If you a runner, you know that sometimes during a long run you “hit a wall.”. You trying to catch your breath, your legs don’t work, and negative thoughts start flooding your mind. You have two options: you can quit, or you can do something. The same goes for our careers. Sometimes we hit a wall, and we are not sure what next steps to take.
No matter what your job is, it is nice to feel that you can progress and that you are growing in some way. Outgrowing your job is only natural in today’s economy, so never be afraid to grow and embrace the change related to it.
It’s nice to feel that your job brings fulfillment other than the paycheck you receive at the end of every week. However, if there is little or no room for growth, then this begs the question, is it time to leave, or can you make it work? It then becomes a matter of whether or not it is time to change jobs or if you should wait and hope for a gradual improvement.
When you realize that you have outgrown your job, there are few things you can do:
1. Fix Your Job
You won’t perform like a star in a job you hate, and if you hate your job, why would you care to outperform? It goes both ways.
It’s important to make a change to refresh your relationship with your work, especially after years and years of doing the same job. Identify aspects of your job that doesn’t feel right, even if they once did, and do something to address those issues. Discuss with your manager what responsibilities you can change or what you can do to give your job duties more variety. If you don’t want to leave the company, you can always try to get a new job in another department.
2. Create New Challenges
When your skills exceed the challenges, you become bored. And when the challenges exceed the skills, you become anxious. Remember, your strengths are developed through your responsibilities. Take complete ownership of your work, and give 100% to the task at hand.
It’s also important to keep your work fresh to continue to love what you do, so change things up from time to time. Even just reorganizing your office could help usher in that shift you are looking for.
3. Learn to Relax
You lack the energy to sustain interest in anything. You easily fall off balance and feel burned out? Accept that you don’t have a source of inexhaustible energy and that you are not made to run at high speed for long hours.
We all need to recharge our energy levels to get more done in less time. Your physical, mental, and emotional energies need to be recharged to let you last longer. Focus on one task at a time, and work in a distraction-free environment. Take a holiday but leave your company phone at home.
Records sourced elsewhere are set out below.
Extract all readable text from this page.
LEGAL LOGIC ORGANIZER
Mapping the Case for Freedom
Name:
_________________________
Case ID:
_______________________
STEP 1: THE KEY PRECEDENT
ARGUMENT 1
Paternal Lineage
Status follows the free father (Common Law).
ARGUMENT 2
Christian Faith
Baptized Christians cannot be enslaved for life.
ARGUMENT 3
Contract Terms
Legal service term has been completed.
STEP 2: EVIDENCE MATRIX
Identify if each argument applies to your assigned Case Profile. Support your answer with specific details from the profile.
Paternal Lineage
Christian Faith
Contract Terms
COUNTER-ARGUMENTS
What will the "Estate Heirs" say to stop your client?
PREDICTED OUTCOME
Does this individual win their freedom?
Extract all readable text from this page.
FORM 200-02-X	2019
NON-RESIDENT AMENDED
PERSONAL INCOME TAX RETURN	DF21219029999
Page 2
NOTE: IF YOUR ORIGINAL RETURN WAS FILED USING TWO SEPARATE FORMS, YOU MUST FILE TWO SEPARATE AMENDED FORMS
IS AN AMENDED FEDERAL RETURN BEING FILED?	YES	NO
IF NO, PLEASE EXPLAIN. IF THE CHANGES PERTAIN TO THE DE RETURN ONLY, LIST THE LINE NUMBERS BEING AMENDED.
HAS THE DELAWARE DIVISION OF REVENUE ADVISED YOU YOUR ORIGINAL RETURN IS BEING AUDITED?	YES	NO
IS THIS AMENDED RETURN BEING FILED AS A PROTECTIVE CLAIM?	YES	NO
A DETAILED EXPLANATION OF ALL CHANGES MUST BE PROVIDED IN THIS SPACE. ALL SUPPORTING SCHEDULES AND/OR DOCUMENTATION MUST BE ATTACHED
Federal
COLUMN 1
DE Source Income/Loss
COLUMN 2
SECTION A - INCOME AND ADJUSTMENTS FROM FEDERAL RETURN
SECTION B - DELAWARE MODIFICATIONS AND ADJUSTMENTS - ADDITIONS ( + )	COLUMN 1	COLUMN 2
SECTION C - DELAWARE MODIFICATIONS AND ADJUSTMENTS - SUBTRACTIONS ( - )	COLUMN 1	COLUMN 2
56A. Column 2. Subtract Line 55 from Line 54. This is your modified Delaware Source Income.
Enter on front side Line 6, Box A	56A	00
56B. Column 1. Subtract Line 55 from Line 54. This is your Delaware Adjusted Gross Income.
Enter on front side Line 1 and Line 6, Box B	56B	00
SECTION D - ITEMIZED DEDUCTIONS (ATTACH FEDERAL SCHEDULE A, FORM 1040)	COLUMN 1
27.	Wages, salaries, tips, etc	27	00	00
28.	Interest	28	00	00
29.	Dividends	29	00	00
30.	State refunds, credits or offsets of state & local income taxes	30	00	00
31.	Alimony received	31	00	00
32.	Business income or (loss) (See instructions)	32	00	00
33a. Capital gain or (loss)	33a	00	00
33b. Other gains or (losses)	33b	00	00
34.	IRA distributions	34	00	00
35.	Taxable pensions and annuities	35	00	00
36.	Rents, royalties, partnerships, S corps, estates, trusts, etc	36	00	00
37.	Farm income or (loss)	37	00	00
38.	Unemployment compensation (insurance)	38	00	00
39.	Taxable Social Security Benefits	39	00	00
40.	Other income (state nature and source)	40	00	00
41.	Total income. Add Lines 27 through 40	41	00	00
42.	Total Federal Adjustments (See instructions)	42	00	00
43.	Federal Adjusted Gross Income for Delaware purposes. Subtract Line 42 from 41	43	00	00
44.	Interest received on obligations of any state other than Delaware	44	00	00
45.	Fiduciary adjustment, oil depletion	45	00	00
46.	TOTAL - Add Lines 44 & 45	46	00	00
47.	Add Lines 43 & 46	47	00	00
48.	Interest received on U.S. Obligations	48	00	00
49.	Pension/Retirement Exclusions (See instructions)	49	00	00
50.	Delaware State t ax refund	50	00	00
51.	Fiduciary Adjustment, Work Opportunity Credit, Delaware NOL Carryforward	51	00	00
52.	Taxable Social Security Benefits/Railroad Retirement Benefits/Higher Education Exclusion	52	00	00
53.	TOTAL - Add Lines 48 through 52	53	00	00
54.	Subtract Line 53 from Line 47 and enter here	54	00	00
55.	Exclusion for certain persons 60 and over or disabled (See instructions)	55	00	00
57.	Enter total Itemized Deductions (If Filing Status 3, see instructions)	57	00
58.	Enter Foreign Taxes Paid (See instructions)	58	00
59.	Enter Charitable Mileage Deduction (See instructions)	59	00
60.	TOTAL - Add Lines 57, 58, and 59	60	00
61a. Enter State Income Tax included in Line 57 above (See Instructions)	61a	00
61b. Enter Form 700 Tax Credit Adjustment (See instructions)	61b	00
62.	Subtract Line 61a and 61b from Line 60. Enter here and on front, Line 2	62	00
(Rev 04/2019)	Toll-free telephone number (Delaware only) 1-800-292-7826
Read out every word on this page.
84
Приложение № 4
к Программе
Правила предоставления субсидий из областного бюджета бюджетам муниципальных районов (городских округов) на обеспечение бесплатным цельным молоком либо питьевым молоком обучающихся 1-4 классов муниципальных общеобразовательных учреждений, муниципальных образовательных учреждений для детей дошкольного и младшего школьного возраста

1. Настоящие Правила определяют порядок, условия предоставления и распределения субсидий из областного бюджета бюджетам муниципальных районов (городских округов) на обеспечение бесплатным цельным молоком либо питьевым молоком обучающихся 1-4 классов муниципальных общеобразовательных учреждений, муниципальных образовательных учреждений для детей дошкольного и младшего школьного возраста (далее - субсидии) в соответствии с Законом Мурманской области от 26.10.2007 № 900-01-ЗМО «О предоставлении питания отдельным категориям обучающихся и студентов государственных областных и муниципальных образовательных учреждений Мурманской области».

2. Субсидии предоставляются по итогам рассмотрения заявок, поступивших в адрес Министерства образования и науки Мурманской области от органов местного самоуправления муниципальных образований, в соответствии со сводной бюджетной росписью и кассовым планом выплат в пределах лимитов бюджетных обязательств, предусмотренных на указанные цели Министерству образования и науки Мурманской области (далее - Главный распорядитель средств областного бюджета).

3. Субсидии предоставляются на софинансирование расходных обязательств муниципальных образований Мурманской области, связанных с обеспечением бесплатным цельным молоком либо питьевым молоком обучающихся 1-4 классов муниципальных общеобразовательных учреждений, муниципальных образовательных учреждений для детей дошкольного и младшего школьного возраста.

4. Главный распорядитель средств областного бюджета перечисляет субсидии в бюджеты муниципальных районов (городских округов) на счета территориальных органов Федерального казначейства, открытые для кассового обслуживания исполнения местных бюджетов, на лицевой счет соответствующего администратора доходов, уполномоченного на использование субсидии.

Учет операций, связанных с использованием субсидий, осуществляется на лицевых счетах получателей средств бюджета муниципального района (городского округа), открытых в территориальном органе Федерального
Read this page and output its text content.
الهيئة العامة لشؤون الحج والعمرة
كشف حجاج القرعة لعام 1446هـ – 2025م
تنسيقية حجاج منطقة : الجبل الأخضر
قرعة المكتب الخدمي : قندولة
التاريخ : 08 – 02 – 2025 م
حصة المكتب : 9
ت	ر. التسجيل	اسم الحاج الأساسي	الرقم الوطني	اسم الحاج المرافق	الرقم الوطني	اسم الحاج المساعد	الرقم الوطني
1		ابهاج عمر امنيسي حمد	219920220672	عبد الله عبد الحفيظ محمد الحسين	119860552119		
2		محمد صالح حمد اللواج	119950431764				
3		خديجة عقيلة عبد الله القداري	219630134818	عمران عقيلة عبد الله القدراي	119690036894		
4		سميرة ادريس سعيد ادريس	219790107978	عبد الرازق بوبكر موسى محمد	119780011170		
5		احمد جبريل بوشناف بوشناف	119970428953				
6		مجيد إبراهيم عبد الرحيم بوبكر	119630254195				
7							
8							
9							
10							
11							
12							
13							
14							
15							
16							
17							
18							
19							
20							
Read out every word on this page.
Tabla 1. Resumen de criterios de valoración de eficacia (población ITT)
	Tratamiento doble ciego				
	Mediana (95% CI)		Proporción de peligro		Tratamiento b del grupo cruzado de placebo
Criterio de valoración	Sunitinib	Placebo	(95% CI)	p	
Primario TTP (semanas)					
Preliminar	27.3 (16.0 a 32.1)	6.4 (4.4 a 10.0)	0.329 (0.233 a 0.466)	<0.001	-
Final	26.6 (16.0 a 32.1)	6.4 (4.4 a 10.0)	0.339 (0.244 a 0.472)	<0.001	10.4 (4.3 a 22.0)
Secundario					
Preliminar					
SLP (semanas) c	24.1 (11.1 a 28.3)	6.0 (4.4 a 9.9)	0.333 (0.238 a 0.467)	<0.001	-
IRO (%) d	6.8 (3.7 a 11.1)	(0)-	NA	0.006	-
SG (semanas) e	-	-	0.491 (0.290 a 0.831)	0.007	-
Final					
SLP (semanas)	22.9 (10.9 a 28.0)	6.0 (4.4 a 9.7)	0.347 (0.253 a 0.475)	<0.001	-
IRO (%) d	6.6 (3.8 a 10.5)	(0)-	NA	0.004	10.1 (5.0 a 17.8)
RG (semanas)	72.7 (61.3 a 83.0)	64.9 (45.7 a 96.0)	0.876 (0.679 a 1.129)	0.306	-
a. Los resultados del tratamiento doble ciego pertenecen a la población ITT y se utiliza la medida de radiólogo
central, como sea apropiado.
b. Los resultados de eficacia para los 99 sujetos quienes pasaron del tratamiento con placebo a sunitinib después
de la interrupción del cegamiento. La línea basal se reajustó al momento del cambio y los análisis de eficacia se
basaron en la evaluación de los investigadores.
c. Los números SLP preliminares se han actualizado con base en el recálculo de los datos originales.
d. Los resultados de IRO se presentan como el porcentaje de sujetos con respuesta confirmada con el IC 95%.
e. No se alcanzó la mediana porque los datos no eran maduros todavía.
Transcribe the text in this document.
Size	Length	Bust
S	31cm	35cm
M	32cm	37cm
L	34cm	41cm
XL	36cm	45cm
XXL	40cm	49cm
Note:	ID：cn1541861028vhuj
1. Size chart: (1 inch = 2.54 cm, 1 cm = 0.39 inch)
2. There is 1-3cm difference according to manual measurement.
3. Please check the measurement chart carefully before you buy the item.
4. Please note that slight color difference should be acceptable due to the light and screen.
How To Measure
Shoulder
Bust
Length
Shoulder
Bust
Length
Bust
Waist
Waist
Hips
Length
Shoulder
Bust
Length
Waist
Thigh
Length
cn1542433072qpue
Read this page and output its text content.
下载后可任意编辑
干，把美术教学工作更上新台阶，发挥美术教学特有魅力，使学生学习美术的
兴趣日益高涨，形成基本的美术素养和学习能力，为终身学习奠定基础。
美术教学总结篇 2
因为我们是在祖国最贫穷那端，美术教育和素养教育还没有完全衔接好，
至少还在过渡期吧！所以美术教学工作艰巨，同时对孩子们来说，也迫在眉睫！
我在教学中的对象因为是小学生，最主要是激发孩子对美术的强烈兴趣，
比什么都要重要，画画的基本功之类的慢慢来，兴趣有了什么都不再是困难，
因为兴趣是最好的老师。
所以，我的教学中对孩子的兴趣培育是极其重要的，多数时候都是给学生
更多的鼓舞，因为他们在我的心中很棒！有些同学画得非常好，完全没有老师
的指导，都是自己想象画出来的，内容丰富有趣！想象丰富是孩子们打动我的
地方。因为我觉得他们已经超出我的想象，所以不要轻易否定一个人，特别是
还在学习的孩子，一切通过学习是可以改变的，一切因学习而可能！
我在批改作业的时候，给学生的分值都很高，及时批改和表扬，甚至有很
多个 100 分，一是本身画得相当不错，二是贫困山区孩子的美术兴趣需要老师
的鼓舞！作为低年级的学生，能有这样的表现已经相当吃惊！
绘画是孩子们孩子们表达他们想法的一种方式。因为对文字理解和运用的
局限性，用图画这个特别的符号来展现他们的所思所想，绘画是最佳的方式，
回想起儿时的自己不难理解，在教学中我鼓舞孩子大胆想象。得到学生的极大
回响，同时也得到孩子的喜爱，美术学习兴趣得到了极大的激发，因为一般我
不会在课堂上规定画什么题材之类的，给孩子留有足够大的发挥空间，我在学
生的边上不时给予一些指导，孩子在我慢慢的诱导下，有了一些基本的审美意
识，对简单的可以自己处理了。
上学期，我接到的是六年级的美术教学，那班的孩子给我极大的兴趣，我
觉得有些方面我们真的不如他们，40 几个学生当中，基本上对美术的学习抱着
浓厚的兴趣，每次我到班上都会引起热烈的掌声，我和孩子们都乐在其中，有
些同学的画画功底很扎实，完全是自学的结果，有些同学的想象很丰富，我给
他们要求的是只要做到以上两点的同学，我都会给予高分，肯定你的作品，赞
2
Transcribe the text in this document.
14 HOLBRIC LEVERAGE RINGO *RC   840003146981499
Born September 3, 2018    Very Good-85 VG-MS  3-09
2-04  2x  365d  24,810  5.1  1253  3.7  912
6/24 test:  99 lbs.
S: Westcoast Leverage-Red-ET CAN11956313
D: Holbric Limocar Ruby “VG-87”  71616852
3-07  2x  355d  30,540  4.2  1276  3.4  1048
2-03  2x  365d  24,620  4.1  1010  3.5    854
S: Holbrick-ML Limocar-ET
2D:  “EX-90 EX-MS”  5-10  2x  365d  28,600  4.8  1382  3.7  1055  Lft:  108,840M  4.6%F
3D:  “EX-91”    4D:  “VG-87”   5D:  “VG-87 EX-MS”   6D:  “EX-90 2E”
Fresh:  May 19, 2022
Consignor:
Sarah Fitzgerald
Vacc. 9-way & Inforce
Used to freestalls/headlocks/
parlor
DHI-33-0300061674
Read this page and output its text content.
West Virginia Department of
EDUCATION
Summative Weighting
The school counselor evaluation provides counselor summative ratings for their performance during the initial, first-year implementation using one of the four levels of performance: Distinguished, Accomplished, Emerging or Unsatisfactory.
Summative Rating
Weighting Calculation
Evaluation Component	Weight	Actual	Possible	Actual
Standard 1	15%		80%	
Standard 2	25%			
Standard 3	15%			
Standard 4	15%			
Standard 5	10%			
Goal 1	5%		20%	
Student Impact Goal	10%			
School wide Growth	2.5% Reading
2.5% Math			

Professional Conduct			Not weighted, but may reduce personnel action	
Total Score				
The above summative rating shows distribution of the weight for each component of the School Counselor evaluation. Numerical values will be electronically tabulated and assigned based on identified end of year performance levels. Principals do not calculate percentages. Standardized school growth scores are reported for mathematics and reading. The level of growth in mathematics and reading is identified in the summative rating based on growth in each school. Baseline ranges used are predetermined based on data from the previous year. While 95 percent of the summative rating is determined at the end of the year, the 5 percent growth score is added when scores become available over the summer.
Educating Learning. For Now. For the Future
Working during your vacation will not help you to recharge your batteries; you will end up more exhausted than before.
4. Don’t Stop Learning
Even when the job gets stuck in a rut, never become complacent. Look for industry- and career-related opportunities to learn new skills and develop different aspects of your life.
Set aside time to look at your career over the past year to better prepare yourself against the unforeseen. Are you volunteering your skills, putting in an effort, and making the most of the opportunities at work? Be sure that you aren’t the one sabotaging your growth. Always consider whether there is actually any opportunity available for growth. Talk to experienced staff members who have been there longer for insight. Don’t be negative.
5. Speak with Your Boss
If you feel the company is seriously impeding your growth, talk to your boss. For example, in cases where your employer uses old tech or practices, make a business case for adopting new technologies or practices. Try to explain how the current setup is limiting your abilities and efficiency.
6. Take a Sabbatical
Sometimes, a two-week vacation is not enough to reset your batteries. What about the whole month or two? Taking a one-month sabbatical could find the energy you have been looking for years. You can get new ideas during that time, which will help you at work. When you finish your sabbatical, the old job will look like a new one to you. And sometimes, you can realize during your sabbatical that you would like to do something else.
When all else fails, consider a move. Sometimes, the move is your last resort, but if you tried to make changes and they’re not working, it’s the best thing you can do. Don’t be afraid to make a change. When you don’t see an improvement despite your best efforts and your expression of your dismay to the higher-ups, consider a move.
This move should occur when your current job no longer challenges you or provides meaning if you get no career benefits from working there, or if the people you work with are no longer a good fit, then it could be worth examining other opportunities available to you.
In resigning, a key rule is never to burn bridges. It might look very satisfying in movies to see a resigning protagonist flip the boss off before exiting the office in style, but in real life, burning bridges is never a smart move, no matter how much you hate the job or employer. Always keep your exit clean and professional. You never know in what companies you are going to meet your ex-colleagues.
Keep in mind that people change and grow over time. Moreover, if you have outgrown your job or need more satisfaction from the results you contribute, then a change could be just the thing to keep you stimulated, engaged, and ready to tackle new challenges.
Work is a big part of one’s life, and without meaning, it can be a hollow victory, even if everything else goes well.